The region estimates a maximum of five to seven trucks would come into the facility daily to offload waste during peak operation several years down the road and about two trucks would be needed to transport the dried material away from the facility.

Halloran said the Cambridge site is in a more industrialized part of the city than its counterpart in Waterloo and is more removed from residential homes that might be impacted by potentials smells or noise. The Cambridge dump is closed but still receives some minor material, like yard waste.

She also said the dump in Cambridge is closer to the 401, making transportation of the dried material out of the region, either to the dump in Sarnia or to be mixed with fertilizer for land application, easier with fewer carbon emissions.

“What makes more sense, trucks in an urban setting or in a more commercial area?” she asked.

“All things being equal, I prefer it not being at the Waterloo landfill,” echoed Coun. Jane Mitchell, who also represents Waterloo on regional council.

In 2011, the region completed its biosolids master plan update and one of the recommendations was to build a centralized heat-drying facility to convert biosolids from four wastewater treatment plants into a pellet high in nitrogen that could be applied to agricultural lands, incinerated to create energy or trucked to a landfill in Sarnia.

Staff had several so-called “must-meet” criteria when they were looking for potential sites for the plant, including sufficient space (about four hectares) on region-owned land to build an access road, odour-control mitigation, storage and buffer zones.

The plant also must be located near a source of waste heat to help power the operation. Supplemental power for the dryer would be supplied by natural gas.

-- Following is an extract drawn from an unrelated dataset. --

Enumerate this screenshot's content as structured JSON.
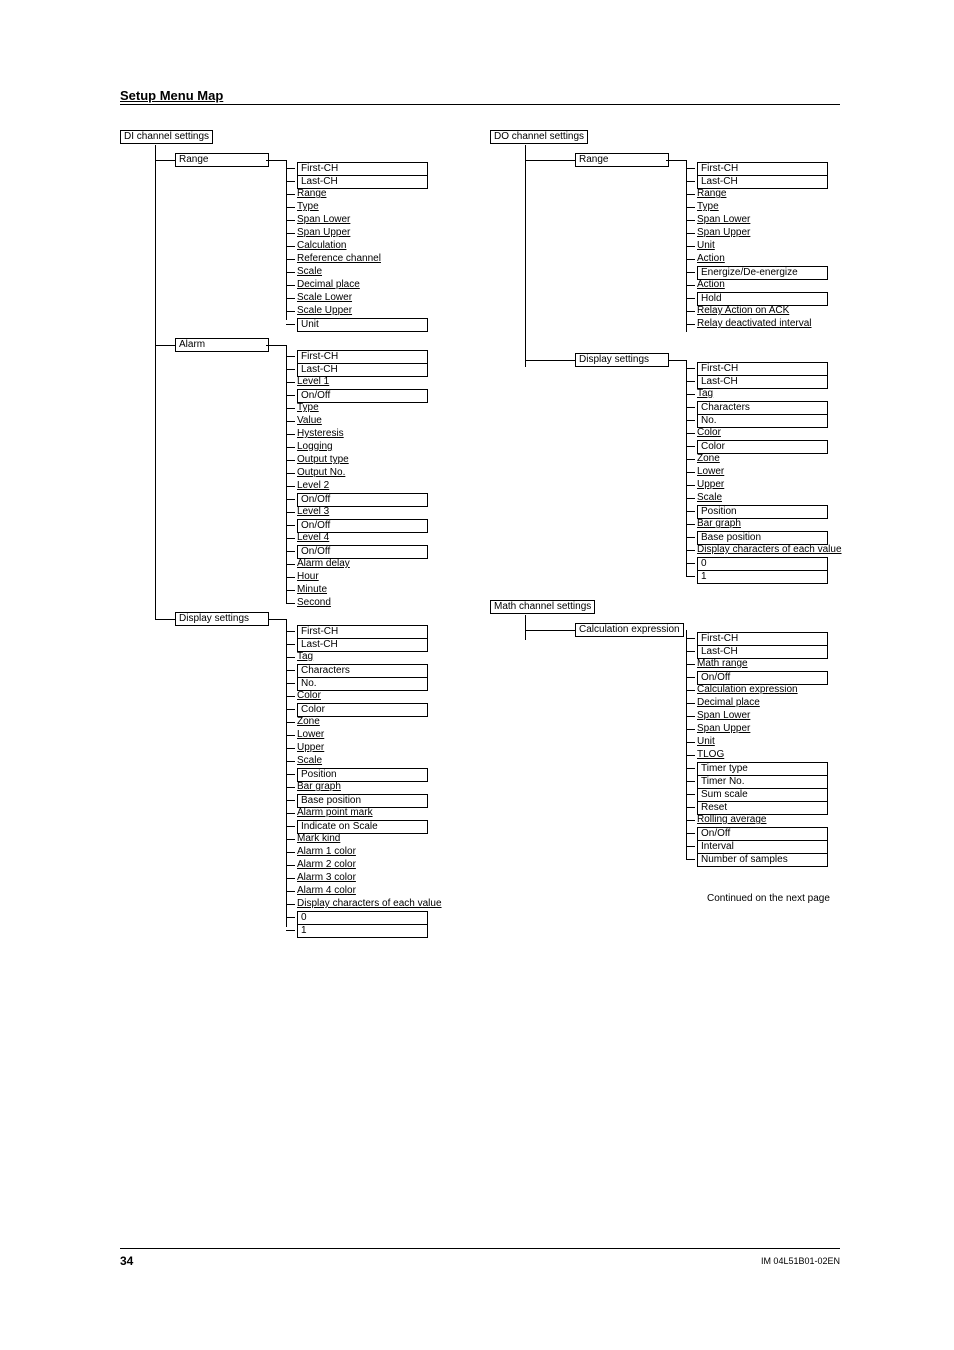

A total of 11 sites were considered, including the airport, the wastewater treatment plants in Kitchener, Waterloo, Ayr, Galt and New Hamburg, the Heidelberg operations yard and the Crosshill waste transfer station. Most were rejected for not having a suitable source of waste energy available to help power the plant and the Ministry of Environment says the municipality is largely responsible for determining the location of the facility through land-use planning and zoning bylaws.

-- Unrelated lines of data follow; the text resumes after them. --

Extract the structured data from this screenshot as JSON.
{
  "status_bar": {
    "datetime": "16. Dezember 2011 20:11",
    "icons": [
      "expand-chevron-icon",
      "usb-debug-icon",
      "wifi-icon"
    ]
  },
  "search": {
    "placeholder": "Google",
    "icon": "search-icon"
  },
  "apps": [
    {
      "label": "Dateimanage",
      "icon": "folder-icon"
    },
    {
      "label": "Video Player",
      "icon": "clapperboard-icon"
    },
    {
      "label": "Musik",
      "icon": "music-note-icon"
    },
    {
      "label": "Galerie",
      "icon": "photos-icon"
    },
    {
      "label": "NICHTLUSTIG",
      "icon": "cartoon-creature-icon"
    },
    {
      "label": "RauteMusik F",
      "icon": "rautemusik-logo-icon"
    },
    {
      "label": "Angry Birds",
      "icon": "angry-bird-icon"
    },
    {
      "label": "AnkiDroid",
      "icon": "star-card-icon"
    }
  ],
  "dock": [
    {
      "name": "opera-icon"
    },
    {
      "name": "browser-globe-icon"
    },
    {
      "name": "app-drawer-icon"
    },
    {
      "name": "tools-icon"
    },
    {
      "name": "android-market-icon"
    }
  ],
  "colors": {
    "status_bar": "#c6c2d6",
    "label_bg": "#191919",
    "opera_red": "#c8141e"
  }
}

One regional councillor from outside the Tri-Cities, who experienced a similar debate in his town, said NIMBYism is inherent in almost any major municipal project.

“It doesn’t matter if it’s a skate park or something like (the biosolids plant),” said councillor Todd Cowan, mayor of Woolwich Township. For years he has been fighting with the provincial government to relocate a biogas facility from near Elmira’s downtown to a less residential area.

Many of the complaints from residents that have come through his office are the same as those surrounding the biosolids plant in Waterloo —– truck traffic, potential odours and noise.

The region is set to vote on the location of the plant in the coming months, with a public information session planned for either April or May. In June, staff anticipate filing an environmental study report for the preferred site and opening a 30-day public review period.

With the deadline for the decision coming up quick, Cowan said it’s important to get the location right the first time.

“It’s got to be in the best interest of everyone,” Cowan said. “The merits of what’s the best location will decide.”